Since writing my dissertation on Additional Learning Needs many years ago, I've always been interested in how much input ALN pupils have in their learning. It's something that I feel very strongly about. We cannot squeeze a child or any person in particular into a one size fits all box - Especially if that person has Additional Learning Needs. Instead we should look at how we can adapt our schemes of work, planning, lessons or sessions so that they work for that particular individual. And if a person has surpassed what has been planned, don't let them coast. How can you further their journey? How can you extend their learning or experience?
This goes in all fields, teaching, extra-curricular clubs and activities.
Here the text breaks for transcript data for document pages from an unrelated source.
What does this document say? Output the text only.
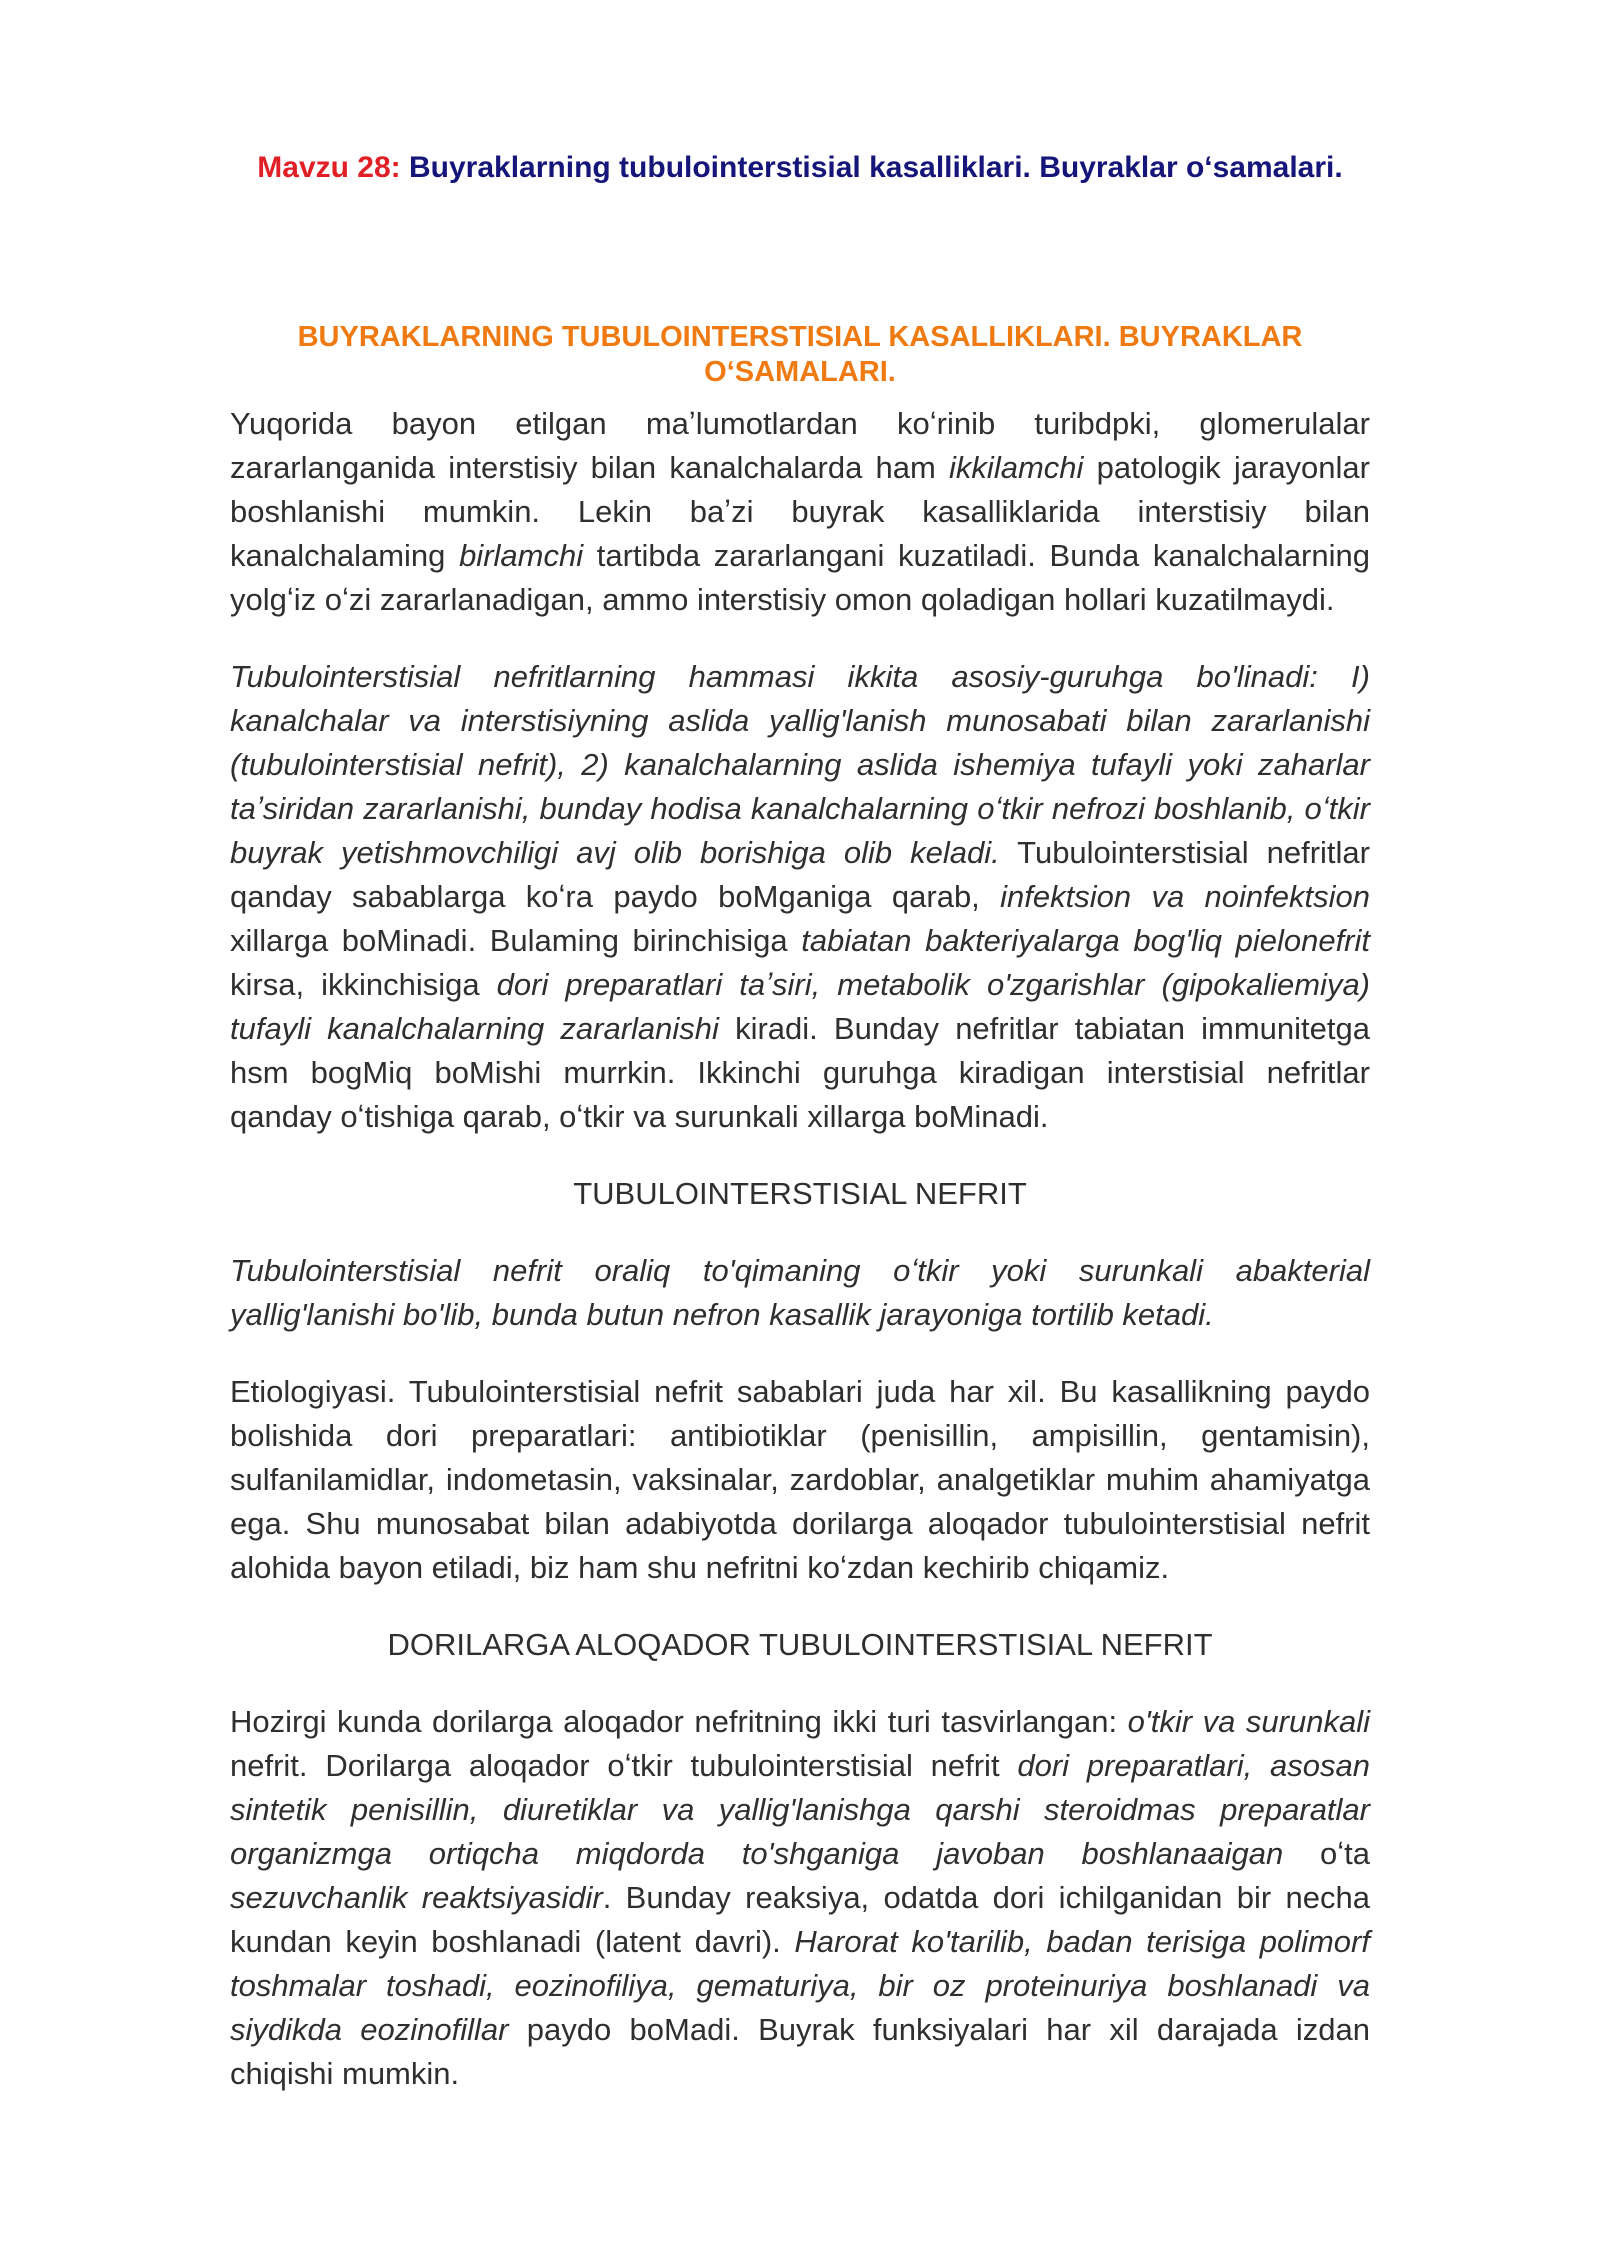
Mavzu 28: Buyraklarning tubulointerstisial kasalliklari. Buyraklar oʻsamalari.
BUYRAKLARNING TUBULOINTERSTISIAL KASALLIKLARI. BUYRAKLAR OʻSAMALARI.

Yuqorida bayon etilgan maʼlumotlardan koʻrinib turibdpki, glomerulalar zararlanganida interstisiy bilan kanalchalarda ham ikkilamchi patologik jarayonlar boshlanishi mumkin. Lekin baʼzi buyrak kasalliklarida interstisiy bilan kanalchalaming birlamchi tartibda zararlangani kuzatiladi. Bunda kanalchalarning yolgʻiz oʻzi zararlanadigan, ammo interstisiy omon qoladigan hollari kuzatilmaydi.

Tubulointerstisial nefritlarning hammasi ikkita asosiy-guruhga bo'linadi: I) kanalchalar va interstisiyning aslida yallig'lanish munosabati bilan zararlanishi (tubulointerstisial nefrit), 2) kanalchalarning aslida ishemiya tufayli yoki zaharlar taʼsiridan zararlanishi, bunday hodisa kanalchalarning oʻtkir nefrozi boshlanib, oʻtkir buyrak yetishmovchiligi avj olib borishiga olib keladi. Tubulointerstisial nefritlar qanday sabablarga koʻra paydo boMganiga qarab, infektsion va noinfektsion xillarga boMinadi. Bulaming birinchisiga tabiatan bakteriyalarga bog'liq pielonefrit kirsa, ikkinchisiga dori preparatlari taʼsiri, metabolik o'zgarishlar (gipokaliemiya) tufayli kanalchalarning zararlanishi kiradi. Bunday nefritlar tabiatan immunitetga hsm bogMiq boMishi murrkin. Ikkinchi guruhga kiradigan interstisial nefritlar qanday oʻtishiga qarab, oʻtkir va surunkali xillarga boMinadi.

TUBULOINTERSTISIAL NEFRIT

Tubulointerstisial nefrit oraliq to'qimaning oʻtkir yoki surunkali abakterial yallig'lanishi bo'lib, bunda butun nefron kasallik jarayoniga tortilib ketadi.

Etiologiyasi. Tubulointerstisial nefrit sabablari juda har xil. Bu kasallikning paydo bolishida dori preparatlari: antibiotiklar (penisillin, ampisillin, gentamisin), sulfanilamidlar, indometasin, vaksinalar, zardoblar, analgetiklar muhim ahamiyatga ega. Shu munosabat bilan adabiyotda dorilarga aloqador tubulointerstisial nefrit alohida bayon etiladi, biz ham shu nefritni koʻzdan kechirib chiqamiz.

DORILARGA ALOQADOR TUBULOINTERSTISIAL NEFRIT

Hozirgi kunda dorilarga aloqador nefritning ikki turi tasvirlangan: o'tkir va surunkali nefrit. Dorilarga aloqador oʻtkir tubulointerstisial nefrit dori preparatlari, asosan sintetik penisillin, diuretiklar va yallig'lanishga qarshi steroidmas preparatlar organizmga ortiqcha miqdorda to'shganiga javoban boshlanaaigan oʻta sezuvchanlik reaktsiyasidir. Bunday reaksiya, odatda dori ichilganidan bir necha kundan keyin boshlanadi (latent davri). Harorat ko'tarilib, badan terisiga polimorf toshmalar toshadi, eozinofiliya, gematuriya, bir oz proteinuriya boshlanadi va siydikda eozinofillar paydo boMadi. Buyrak funksiyalari har xil darajada izdan chiqishi mumkin.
Gone are the days when a worksheet to colour, leaving pupils to their own devices, or simply turning someone with ALN away from an extra-curricular setting was deemed acceptable (For the record, for some of us it really never was!!).
Pupil voice is something that is hot in schools right now so why shouldn't it apply to ALN pupils and furthermore, why shouldn't teenagers and adults have a say throughout their lives. I don't mean in their annual review - I mean every day activities, how they learn, what they learn or what tasks they carry out. Those with ALN have just as much right as anyone else, there are enough barriers in their world so why not break some down instead of building more up.
Recent research has shown that person centred planning and learning has led to significant changes and improvements in the areas of social development, learning, social relationships with family and friends, communication skills, community-based activities and levels of choice.
Depending on the age, ability and needs of the person, there are a variety of tools to help you plan your person-centred approach. As professionals, we can read, research and train in a variety of different methods, but unless we work together with parents and carers then the output is not going to be as effective. We need to understand what drives that person, what makes them ‘tick’, and we also need to communicate often with them about their goals, and what’s important to them. It's their learning, so why don't they have a say in it?!
Here are 5 Fundamental points to remember when planning your person- centred approach.
1. The person is at the centre. They are your main focus.
2. Family members /carers and friends are partners in planning, enabling you to get a full picture of the person outside of your setting.
3. The plan reflects what is important to the person now (and for the future) their capacities and what support they require. This is a major point, it’s really important to listen and take it into consideration. Not pigeon hole them into a pre-existing course or service as that is deemed ‘easiest’ find ways to incorporate their plans, hopes and ideas making sure that they are realistically achievable for that person.
4. The plan helps build the person’s place in the community and helps the community to welcome them. It is not just about services, and reflects what is possible, not just what is available.
5. The plan results in on-going listening, learning, and further action, adapting and changing if needed. Putting the plan into action helps the person to achieve goals and what they want out of life.